Almoço na companhia dos amigos. O papo vai longe. Na mesa estava a turma com a camisa do Speed Channel. O tiozinho do restaurante pergunta se eles são do Curva do S. O Guilherme que veio de Minas (e acelerou também) confirma. O tiozinho fica muito faceiro e diz que assinou a TV a cabo só por causa do canal. Legal aquele encontro. Aquela turma significava muito para o tiozinho e sua família. O que estava acontecendo no autódromo significava muito para todos nós.
Voltamos para o autódromo e os carros já estavam na pista novamente. Na chegada vejo o Joca se divertindo no Espron. Algumas baixas pela manhã diminuíram o número de relíquias. O Ômega teve problemas com o radiador ou as mangueiras, se não estou enganado. O Polar, ainda em fase de acerto, deu poucas voltas com o Jan pela manhã e logo encostou. Se eu pudesse andar nos demais seria ótimo, mas o meu divertimento aquela altura era assistir aos amigos entrando e saindo dos carros como se estivessem cruzando o limite com uma outra dimensão. Era um negócio maluco e o Paulo incansável, dando orientação para todos, com o Marcos e sua turma de fé sempre no apoio.
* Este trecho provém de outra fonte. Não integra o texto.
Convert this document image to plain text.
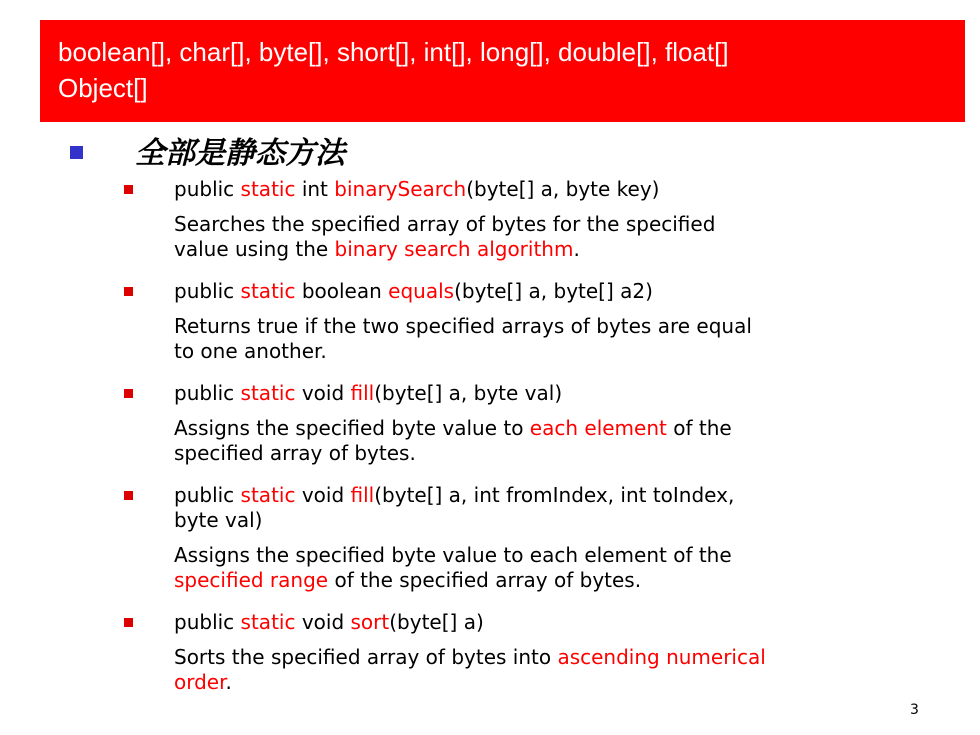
boolean[], char[], byte[], short[], int[], long[], double[], float[]
Object[]
全部是静态方法
public static int binarySearch(byte[] a, byte key)
Searches the specified array of bytes for the specified
value using the binary search algorithm.
public static boolean equals(byte[] a, byte[] a2)
Returns true if the two specified arrays of bytes are equal
to one another.
public static void fill(byte[] a, byte val)
Assigns the specified byte value to each element of the
specified array of bytes.
public static void fill(byte[] a, int fromIndex, int toIndex,
byte val)
Assigns the specified byte value to each element of the
specified range of the specified array of bytes.
public static void sort(byte[] a)
Sorts the specified array of bytes into ascending numerical
order.
3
A adrenalina já tinha baixado, o tempo tinha passado, já estávamos no meio da tarde. A ansiedade há muito tinha ficado para trás. Ali só havia paz, alegria, bons fluidos. Seria ótimo poder fazer isso mais vezes, penso.
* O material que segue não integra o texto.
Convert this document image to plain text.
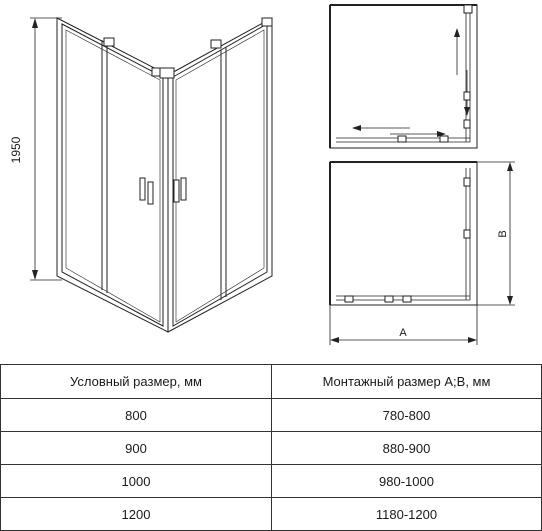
1950
A
B
Условный размер, мм	Монтажный размер A;B, мм
800	780-800
900	880-900
1000	980-1000
1200	1180-1200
Daí o amigo Belair chega para mim e pergunta: "Sanco, cê já andou no Aldee?" Eu não tinha andado e rapidamente me acomodei dentro da barata, com a ajuda do próprio Belair nas instruções. Ligo a geral, bomba #1, ignição. O motor pega fácil, vamos ver o câmbio, VW, então esse vai ser legal.
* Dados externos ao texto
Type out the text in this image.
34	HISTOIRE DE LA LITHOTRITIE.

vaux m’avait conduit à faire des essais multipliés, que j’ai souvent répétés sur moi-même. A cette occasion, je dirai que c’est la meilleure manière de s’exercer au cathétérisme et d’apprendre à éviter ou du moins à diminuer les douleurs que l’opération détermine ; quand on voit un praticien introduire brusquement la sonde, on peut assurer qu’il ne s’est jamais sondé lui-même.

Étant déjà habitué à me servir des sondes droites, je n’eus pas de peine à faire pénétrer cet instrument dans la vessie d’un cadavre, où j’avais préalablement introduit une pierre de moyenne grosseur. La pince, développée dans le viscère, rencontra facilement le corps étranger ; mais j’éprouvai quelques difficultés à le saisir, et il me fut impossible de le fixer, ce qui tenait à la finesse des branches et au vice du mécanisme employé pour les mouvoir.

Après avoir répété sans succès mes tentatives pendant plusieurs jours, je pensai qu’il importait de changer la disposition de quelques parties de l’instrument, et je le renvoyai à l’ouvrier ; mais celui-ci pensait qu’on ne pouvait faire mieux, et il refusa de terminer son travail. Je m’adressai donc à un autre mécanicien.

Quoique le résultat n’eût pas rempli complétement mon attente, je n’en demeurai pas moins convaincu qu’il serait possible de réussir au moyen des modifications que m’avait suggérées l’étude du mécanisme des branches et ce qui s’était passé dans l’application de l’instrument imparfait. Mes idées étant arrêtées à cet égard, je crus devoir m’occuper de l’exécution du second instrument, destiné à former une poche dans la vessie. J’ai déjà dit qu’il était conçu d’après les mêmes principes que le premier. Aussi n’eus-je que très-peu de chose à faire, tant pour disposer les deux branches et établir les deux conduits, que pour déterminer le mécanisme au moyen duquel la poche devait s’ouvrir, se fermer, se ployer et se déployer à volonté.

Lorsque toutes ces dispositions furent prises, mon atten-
Naquele momento eu sentava no carro que - sem exagero - foi o responsável pelo retorno dos construtores de protótipos que há tempos estavam inativos no país. Me lembro que quando abri a revista Auto Esporte #300 que trazia a cobertura das Mil Milhas de 1990 e ví a foto daquele carro, não tinha ideia do que estava por vir. O Almir Donato, construtor do carro, participou daquela Mil Milhas e acabou vencendo na categoria até 1600 cc, chegando em quinto na classificação geral. Logo depois veio a ideia de fazer uma evolução do modelo, já com estrutura tubular. O carrinho continuava obtendo sucesso em competições de Endurance e em cerca de quatro anos já tinha conquistado o país. Me lembro também das 12 Horas de Tarumã de 1994, quando dois Aldee foram trazidos de São Paulo. A comprovação do sucesso era evidente. Um deles foi o pole position, o outro venceu a corrida. Os Aldee haviam caído no gosto de pilotos, equipes e público. As provas de longa duração voltavam a incluir uma categoria para Protótipos/ Força Livre, outros construtores começavam a tirar da gaveta projetos há muito guardados. No Rio Grande do Sul, destaque para o protótipo construído por Paulo Barreto (atualmente pertencendo ao acervo do Museu), vencedor de várias provas, o MC Tubarão começava a tomar forma. Mais tarde o MCR entrava nas pistas para concorrer com a nova geração dos Aldee, os Spyders. Hoje são inúmeros protótipos competindo e mais outros tantos sendo construídos. O automobilismo brasileiro mudou, tudo isso graças a esse carro que eu começava a acelerar.
Até então eu havia guiado o JQ Reynard, o Fitti-Vê e o Kaimann F-Fiat. Esse era o primeiro carro fechado. O capacete encosta no teto, me acomodo um pouco mais para baixo. O ronco do motor reverbera dentro do habitáculo, o conta giros tem a luz que avisa quando estamos no limite, fixado em 5000 rpm. Pneus slick da Michelin. São bem largos. O carro é bem estável, mesmo com a traseira leve. Motor e tração estão na dianteira. Primeira volta lenta, mas não demora para perceber que a brincadeira será das boas. O câmbio VW sempre foi o meu preferido, testo a terceira, quarta e quinta para ver se entra como espero. Perfeito. A adrenalina volta rápido, a empolgação idem. Esse carro é uma delícia.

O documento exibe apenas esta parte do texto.